March 2nd, 2009 · No Comments

The USD is broadly higher this morning, with the EUR seemingly punished for the euro zone’s inability to thrash out a comprehensive bail out for Eastern Europe (preferring instead to take a case by case approach to the issue) while investors continue to buy the USD despite a piece-meal approach to supporting the domestic banking system; AIG reported another larger than expected loss this morning (USD61.7bn for Q4) but got another USD30bn in government financial aid over the weekend.

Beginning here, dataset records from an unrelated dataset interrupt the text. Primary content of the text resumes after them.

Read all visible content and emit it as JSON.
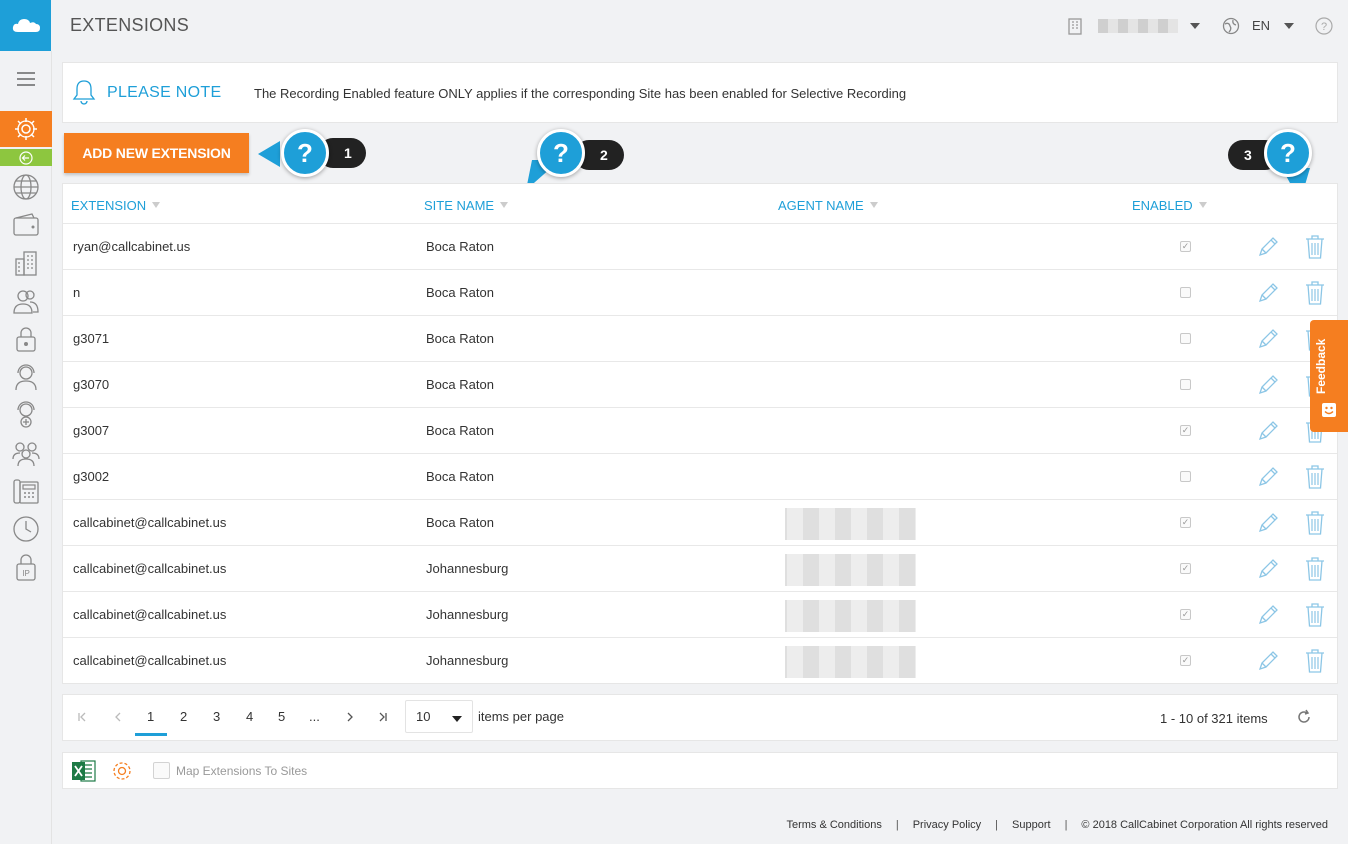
{
  "header": {
    "title": "EXTENSIONS",
    "language": "EN"
  },
  "note": {
    "title": "PLEASE NOTE",
    "text": "The Recording Enabled feature ONLY applies if the corresponding Site has been enabled for Selective Recording"
  },
  "actions": {
    "add_label": "ADD NEW EXTENSION"
  },
  "help_hints": [
    {
      "symbol": "?",
      "number": "1"
    },
    {
      "symbol": "?",
      "number": "2"
    },
    {
      "symbol": "?",
      "number": "3"
    }
  ],
  "table": {
    "columns": [
      "EXTENSION",
      "SITE NAME",
      "AGENT NAME",
      "ENABLED"
    ],
    "rows": [
      {
        "extension": "ryan@callcabinet.us",
        "site": "Boca Raton",
        "agent_redacted": false,
        "enabled": true
      },
      {
        "extension": "n",
        "site": "Boca Raton",
        "agent_redacted": false,
        "enabled": false
      },
      {
        "extension": "g3071",
        "site": "Boca Raton",
        "agent_redacted": false,
        "enabled": false
      },
      {
        "extension": "g3070",
        "site": "Boca Raton",
        "agent_redacted": false,
        "enabled": false
      },
      {
        "extension": "g3007",
        "site": "Boca Raton",
        "agent_redacted": false,
        "enabled": true
      },
      {
        "extension": "g3002",
        "site": "Boca Raton",
        "agent_redacted": false,
        "enabled": false
      },
      {
        "extension": "callcabinet@callcabinet.us",
        "site": "Boca Raton",
        "agent_redacted": true,
        "enabled": true
      },
      {
        "extension": "callcabinet@callcabinet.us",
        "site": "Johannesburg",
        "agent_redacted": true,
        "enabled": true
      },
      {
        "extension": "callcabinet@callcabinet.us",
        "site": "Johannesburg",
        "agent_redacted": true,
        "enabled": true
      },
      {
        "extension": "callcabinet@callcabinet.us",
        "site": "Johannesburg",
        "agent_redacted": true,
        "enabled": true
      }
    ]
  },
  "pagination": {
    "pages": [
      "1",
      "2",
      "3",
      "4",
      "5",
      "..."
    ],
    "current_page": "1",
    "page_size": "10",
    "items_per_page_label": "items per page",
    "info": "1 - 10 of 321 items"
  },
  "tools": {
    "map_label": "Map Extensions To Sites",
    "map_checked": false
  },
  "feedback": {
    "label": "Feedback"
  },
  "footer": {
    "links": [
      "Terms & Conditions",
      "Privacy Policy",
      "Support"
    ],
    "separator": "|",
    "copyright": "© 2018 CallCabinet Corporation All rights reserved"
  },
  "colors": {
    "accent_orange": "#f57e20",
    "accent_blue": "#1e9fd8",
    "accent_green": "#8dc63f"
  },
  "icons": {
    "sidebar": [
      "settings-icon",
      "globe-icon",
      "wallet-icon",
      "building-icon",
      "users-icon",
      "lock-icon",
      "agent-icon",
      "add-agent-icon",
      "group-icon",
      "phone-icon",
      "clock-icon",
      "ip-lock-icon"
    ]
  }
}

We are not sure that all this makes that much sense but the market continues to prefer the USD overall amid the general uncertainty; equities are getting drilled again, with US futures off sharply, and while that may support the USD in the short term, analysts still wonder if this bout of USD strength is really sustainable. US payroll data Friday should hold some risks for the USD, considering the very weak employment signals coming from the weekly claims figures and the employment sub-components of the regional activity surveys suggest some risk at least of another large very drop in employment
(consensus calls for a 598k drop in payrolls).

Not that the EUR is not without fundamental risks; ECB policy makers are liable to trim rates again this week, a widely expected 50bps cut taking the overnight rate to 1.50% (in the UK, the BoE is also expected to ease 50bps to take the repo rate to 0.50%). Rather than push the USD significantly higher from here, the markets are more likely perhaps to range trade until prospects become somewhat clearer. In the short term, that should mean EUR/USD support around the 1.2550 area and a push up intraday towards the 1.2660/70 area (to fill the gap opened up in the overnight session). More broadly, a payroll “shocker” Friday could perhaps help put a more solid cap on the USD.

The JPY is the top performer in the overnight session, prompting some to ponder whether the markets are “recoupling” to the former risk bellwethers. Some remain unconvinced and expect Japan’s fundamental weakness to sustain pressure on the JPY in the medium term. Analysts expect strong support on dips in USD/JPY through the upper 96s in the short term and expected the JPY to sell off again if USD/JPY pushes above 97.60/70.